IDF Sözcüsü Tuğamiral Daniel Hagari, İngilizce yaptığı video açıklamasında, "Hizbullah'ın artan saldırganlığı bizi, Lübnan ve tüm bölge için yıkıcı sonuçlar doğurabilecek daha geniş bir tırmanışın eşiğine getiriyor" dedi.
ABD elçisi ve müzakereci Amos Hochstein Hizbullah ile daha derin bir çatışmayı önlemeye yönelik görüşmeler için İsrail'e geldi. Hochstein, derinleşen çatışmaların savaşı tetikleyebileceği endişesiyle Washington tarafından görevlendirilmişti.
Hochstein dün Lübnan'a uçmadan önce Netanyahu ve İsrail Savunma Bakanı Yoav Gallant ile bir araya geldi.
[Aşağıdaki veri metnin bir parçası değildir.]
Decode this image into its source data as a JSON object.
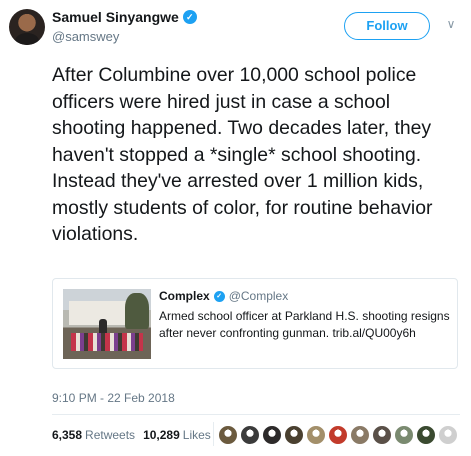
{
  "author": {
    "name": "Samuel Sinyangwe",
    "handle": "@samswey",
    "verified_icon": "verified-icon",
    "avatar_colors": [
      "#9a6a4a",
      "#2a2320"
    ]
  },
  "follow_button": {
    "label": "Follow",
    "color": "#1da1f2"
  },
  "menu_caret": {
    "icon": "chevron-down-icon",
    "glyph": "∨"
  },
  "tweet": {
    "text": "After Columbine over 10,000 school police officers were hired just in case a school shooting happened. Two decades later, they haven't stopped a *single* school shooting. Instead they've arrested over 1 million kids, mostly students of color, for routine behavior violations."
  },
  "quoted_tweet": {
    "name": "Complex",
    "handle": "@Complex",
    "text": "Armed school officer at Parkland H.S. shooting resigns after never confronting gunman. trib.al/QU00y6h"
  },
  "timestamp": "9:10 PM - 22 Feb 2018",
  "stats": {
    "retweets_count": "6,358",
    "retweets_label": "Retweets",
    "likes_count": "10,289",
    "likes_label": "Likes"
  },
  "likers": [
    {
      "name": "liker-avatar-1",
      "color": "#6b5a3e"
    },
    {
      "name": "liker-avatar-2",
      "color": "#3b3b3b"
    },
    {
      "name": "liker-avatar-3",
      "color": "#2d2a2a"
    },
    {
      "name": "liker-avatar-4",
      "color": "#4a4030"
    },
    {
      "name": "liker-avatar-5",
      "color": "#a38f6a"
    },
    {
      "name": "liker-avatar-6",
      "color": "#c23b2b"
    },
    {
      "name": "liker-avatar-7",
      "color": "#8a7a66"
    },
    {
      "name": "liker-avatar-8",
      "color": "#5a5048"
    },
    {
      "name": "liker-avatar-9",
      "color": "#7a8a70"
    },
    {
      "name": "liker-avatar-10",
      "color": "#3a4a30"
    },
    {
      "name": "liker-avatar-11",
      "color": "#cfcfcf"
    }
  ],
  "colors": {
    "accent": "#1da1f2",
    "text": "#14171a",
    "secondary_text": "#657786",
    "border": "#e1e8ed"
  }
}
Bugün Lübnan’a gidecek olan elçi burada Hizbullah'ın görüşlerini Batılı muhataplarına aktaran Lübnan Parlamentosu'nun sekizinci dönem başkanı ve Emel hareketinin lideri Nebih Berri ile görüşecek.
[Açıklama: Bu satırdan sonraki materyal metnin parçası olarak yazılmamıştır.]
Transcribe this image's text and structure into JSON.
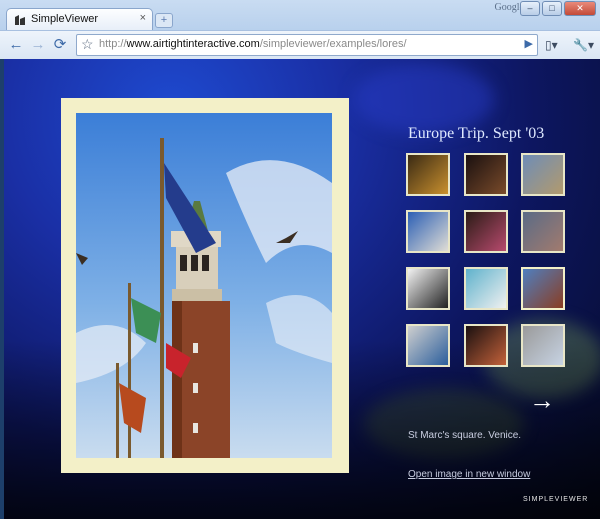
{
  "browser": {
    "tab_title": "SimpleViewer",
    "tab_close": "×",
    "new_tab": "+",
    "brand": "Google",
    "url_scheme": "http://",
    "url_domain": "www.airtightinteractive.com",
    "url_path": "/simpleviewer/examples/lores/",
    "icons": [
      "back-arrow-icon",
      "forward-arrow-icon",
      "reload-icon",
      "star-icon",
      "go-icon",
      "page-menu-icon",
      "wrench-icon"
    ]
  },
  "gallery": {
    "title": "Europe Trip. Sept '03",
    "caption": "St Marc's square. Venice.",
    "open_link": "Open image in new window",
    "logo": "SIMPLEVIEWER",
    "next_icon": "→",
    "selected_index": 8,
    "thumbnails": [
      {
        "name": "thumb-1",
        "colors": [
          "#3a2a14",
          "#c9902e"
        ]
      },
      {
        "name": "thumb-2",
        "colors": [
          "#1a1010",
          "#7a4b2a"
        ]
      },
      {
        "name": "thumb-3",
        "colors": [
          "#6e8db7",
          "#b29a6d"
        ]
      },
      {
        "name": "thumb-4",
        "colors": [
          "#2b5fb5",
          "#e0ddd5"
        ]
      },
      {
        "name": "thumb-5",
        "colors": [
          "#2b1c16",
          "#b84a6e"
        ]
      },
      {
        "name": "thumb-6",
        "colors": [
          "#5a6b86",
          "#a27b6e"
        ]
      },
      {
        "name": "thumb-7",
        "colors": [
          "#f2f2f2",
          "#222222"
        ]
      },
      {
        "name": "thumb-8",
        "colors": [
          "#5fb2cc",
          "#f0f0f0"
        ]
      },
      {
        "name": "thumb-9",
        "colors": [
          "#4f7fc0",
          "#8a3d22"
        ]
      },
      {
        "name": "thumb-10",
        "colors": [
          "#cfcfcf",
          "#2b5e9c"
        ]
      },
      {
        "name": "thumb-11",
        "colors": [
          "#1a1010",
          "#c4623a"
        ]
      },
      {
        "name": "thumb-12",
        "colors": [
          "#9a9a9a",
          "#c7d3e3"
        ]
      }
    ]
  }
}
Özellikle İsrail'in geçen hafta Hizbullah'ın şu ana kadar hedef alınan en üst düzey komutanı Taleb Abdullah'ı öldürmesinin ardından Washington'da iki taraf arasında ciddi bir tırmanma riskinden duyulan endişe giderek artıyor.
ABD Dışişleri Bakanı Antony Blinken'in Başbakan Benjamin Netanyahu'ya Washington'un önümüzdeki günlerde İsrail'e silah sevkiyatı üzerindeki tüm kısıtlamaları kaldıracağı sözünü verdiği bildirildi.
Dün, Kanal 12 tarafından İbranice ve Bild gazetesi tarafından Almanca olarak yayınlanan kaynaksız bir haberde, geçen hafta Kudüs'te yaptıkları görüşmede Netanyahu'nun ABD'nin Hamas'a karşı savaşa verdiği askeri desteği fiilen durdurduğundan yakınarak, ABD'nin silah sevkiyatlarının 7 Ekim'den sonraki seviyesine dönmesini talep ettiği belirtildi.
Netanyahu'nun yardımların yavaşlamasının İran'ın ve Hamas ve Hizbullah da dahil olmak üzere bölgedeki vekillerinin işine yaradığını, savaşı uzattığını ve yeni cephelere yayılma riskini arttırdığını savunduğu bildirildi.
İsrail medyasında yer alan haberde ise Netanyahu’nun bu çıkışının ardından “Blinken söz verdi. ABD İsrail’e silah kısıtlamalarını kaldıracak” ifadeleri kullanıldı.